They don’t make ’em like that anymore..

by chuckofish

Yesterday I did not read the news at all and only used the internet for work.  It was the first truly pleasant day I’ve had in weeks. Rather than dissect the deplorable (can I even use that word now?) state of partisan conflict in this country, I’m going to write about a political figure known for his bipartisanship, John H. Chafee, a Marine veteran of WWII and Korea, Governor of Rhode Island, Secretary of the Navy, and Republican Senator. He died in 1999, apparently along with cooperation in government.

Chafee as a Marine and as a Senator

Chafee as a Marine and as a Senator

Born in 1922 into a prominent (yes, privileged), old Rhode Island family. Chafee was a student at Yale when the Japanese bombed Pearl Harbor. He immediately joined the Marines, eventually fighting on Guadalcanal and, after being commissioned 2nd Lieutenant, on Okinawa. After the war, he graduated from Yale in 1947 (a member of Skull and Bones no less) before attending Harvard Law School (1950). Recalled to active service in 1951 , he served as a Marine Captain in the Korean War. I discovered Chafee in the Korean War memoir I just read, The Coldest War, by James Brady. Since Brady called Chafee, his CO,  “the only truly great man I’ve yet met in my life” (p. 136), I thought I should look him up. He was, indeed, one of the rare breed of honorable politicians.
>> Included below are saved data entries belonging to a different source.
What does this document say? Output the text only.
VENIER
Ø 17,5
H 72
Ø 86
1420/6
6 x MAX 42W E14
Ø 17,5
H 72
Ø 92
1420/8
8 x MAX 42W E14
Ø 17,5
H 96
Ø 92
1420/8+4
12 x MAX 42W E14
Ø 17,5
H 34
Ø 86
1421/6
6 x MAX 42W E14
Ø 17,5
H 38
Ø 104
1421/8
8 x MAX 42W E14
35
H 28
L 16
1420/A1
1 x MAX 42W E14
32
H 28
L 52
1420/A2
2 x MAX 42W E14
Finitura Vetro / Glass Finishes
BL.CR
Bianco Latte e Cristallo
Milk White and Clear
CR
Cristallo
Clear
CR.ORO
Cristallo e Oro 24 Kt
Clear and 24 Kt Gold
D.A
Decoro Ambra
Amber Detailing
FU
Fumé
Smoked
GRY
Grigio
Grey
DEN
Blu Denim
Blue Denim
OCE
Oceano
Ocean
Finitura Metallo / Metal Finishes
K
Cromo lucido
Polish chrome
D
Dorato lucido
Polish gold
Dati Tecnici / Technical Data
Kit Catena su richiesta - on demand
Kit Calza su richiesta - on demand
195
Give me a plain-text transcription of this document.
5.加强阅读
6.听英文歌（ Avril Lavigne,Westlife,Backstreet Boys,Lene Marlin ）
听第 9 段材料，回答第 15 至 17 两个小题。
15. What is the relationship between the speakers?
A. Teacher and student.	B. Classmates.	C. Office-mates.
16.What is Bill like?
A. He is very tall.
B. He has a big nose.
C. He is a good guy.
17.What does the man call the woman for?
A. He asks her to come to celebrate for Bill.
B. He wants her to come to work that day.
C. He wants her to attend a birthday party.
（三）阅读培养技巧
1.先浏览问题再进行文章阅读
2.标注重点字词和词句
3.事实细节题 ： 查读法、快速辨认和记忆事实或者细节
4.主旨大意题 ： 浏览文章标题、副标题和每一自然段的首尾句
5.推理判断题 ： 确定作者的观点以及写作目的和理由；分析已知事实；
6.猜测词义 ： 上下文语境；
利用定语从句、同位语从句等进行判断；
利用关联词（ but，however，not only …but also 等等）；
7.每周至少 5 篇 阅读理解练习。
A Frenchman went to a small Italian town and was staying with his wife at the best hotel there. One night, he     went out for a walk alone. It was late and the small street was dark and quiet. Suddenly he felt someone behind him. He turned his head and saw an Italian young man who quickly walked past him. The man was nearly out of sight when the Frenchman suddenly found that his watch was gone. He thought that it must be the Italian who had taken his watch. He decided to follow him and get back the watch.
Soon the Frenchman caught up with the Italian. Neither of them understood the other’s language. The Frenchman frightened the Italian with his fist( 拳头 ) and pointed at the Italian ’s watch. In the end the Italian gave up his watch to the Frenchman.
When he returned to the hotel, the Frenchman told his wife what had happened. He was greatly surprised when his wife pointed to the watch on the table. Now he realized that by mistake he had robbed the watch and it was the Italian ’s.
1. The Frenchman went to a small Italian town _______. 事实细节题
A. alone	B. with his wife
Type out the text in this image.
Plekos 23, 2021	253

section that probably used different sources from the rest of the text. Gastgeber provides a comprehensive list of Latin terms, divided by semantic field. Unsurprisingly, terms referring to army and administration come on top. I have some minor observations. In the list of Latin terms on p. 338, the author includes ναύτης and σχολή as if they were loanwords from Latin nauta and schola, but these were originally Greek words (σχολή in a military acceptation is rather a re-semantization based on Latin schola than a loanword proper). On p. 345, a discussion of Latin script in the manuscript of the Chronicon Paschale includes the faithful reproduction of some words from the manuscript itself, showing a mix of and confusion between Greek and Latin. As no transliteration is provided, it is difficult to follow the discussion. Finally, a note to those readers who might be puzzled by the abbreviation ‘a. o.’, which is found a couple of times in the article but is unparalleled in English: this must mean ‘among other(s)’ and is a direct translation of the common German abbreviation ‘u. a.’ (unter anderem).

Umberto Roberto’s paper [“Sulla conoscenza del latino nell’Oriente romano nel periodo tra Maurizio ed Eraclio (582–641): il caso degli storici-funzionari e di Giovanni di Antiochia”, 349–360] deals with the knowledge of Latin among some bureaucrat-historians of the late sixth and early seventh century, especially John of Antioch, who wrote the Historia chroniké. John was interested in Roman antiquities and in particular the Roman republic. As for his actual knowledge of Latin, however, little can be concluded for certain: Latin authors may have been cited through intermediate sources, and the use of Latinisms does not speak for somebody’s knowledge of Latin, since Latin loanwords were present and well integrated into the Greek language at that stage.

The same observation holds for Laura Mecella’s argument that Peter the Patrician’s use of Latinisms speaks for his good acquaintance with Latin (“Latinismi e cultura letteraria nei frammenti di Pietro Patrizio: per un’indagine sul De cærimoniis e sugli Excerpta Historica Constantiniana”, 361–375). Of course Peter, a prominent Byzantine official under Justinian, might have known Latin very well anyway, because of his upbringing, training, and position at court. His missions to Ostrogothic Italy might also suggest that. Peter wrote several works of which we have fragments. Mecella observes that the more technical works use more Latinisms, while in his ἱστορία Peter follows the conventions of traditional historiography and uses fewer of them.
As first a Governor and then a U.S. Senator, Chafee was renown for his integrity, fairness and willingness to work with the opposition. You can read all about it in the (typically slanted) New York Times obituary.  Still, back in those days opponents could appreciate each other to a degree unheard of today. After all, President Clinton, a Democrat, awarded Republican Chafee the Presidential Medal of Freedom, albeit posthumously. In the citation, Clinton noted, “He embodied the decent center. For him, civility was not simply a matter of personal manners. He believed it was essential to the preservation of our democratic system” (Wikipedia). We could sure use that kind of civility in Washington now, don’t you think?

Appropriately, Chafee’s final public speech took place at the National Cathedral in Washington, where he spoke in celebration of the National Trust for Historic Preservation’s 50th anniversary, saying:

”Naysayers may ask, What difference does saving one train station or post office truly make in the future of America? My response is this: Preservation is not just about preserving brick and mortar, lintel and beam. It is about the quality of life, and the possibility of a bright future. Carl Sandburg expressed the danger of losing touch with our past when he said, ‘If America forgets where she came from, if people lose sight of what brought them along, then will begin the rot and dissolution.’ ” (quoted in the NYT obituary)

We would all do well to remember those wise words. I’m sure I wouldn’t have agreed with John Chafee on many issues, but that’s just the point. We should be able to work together despite our differences.

Let’s not lose sight of what brought us along!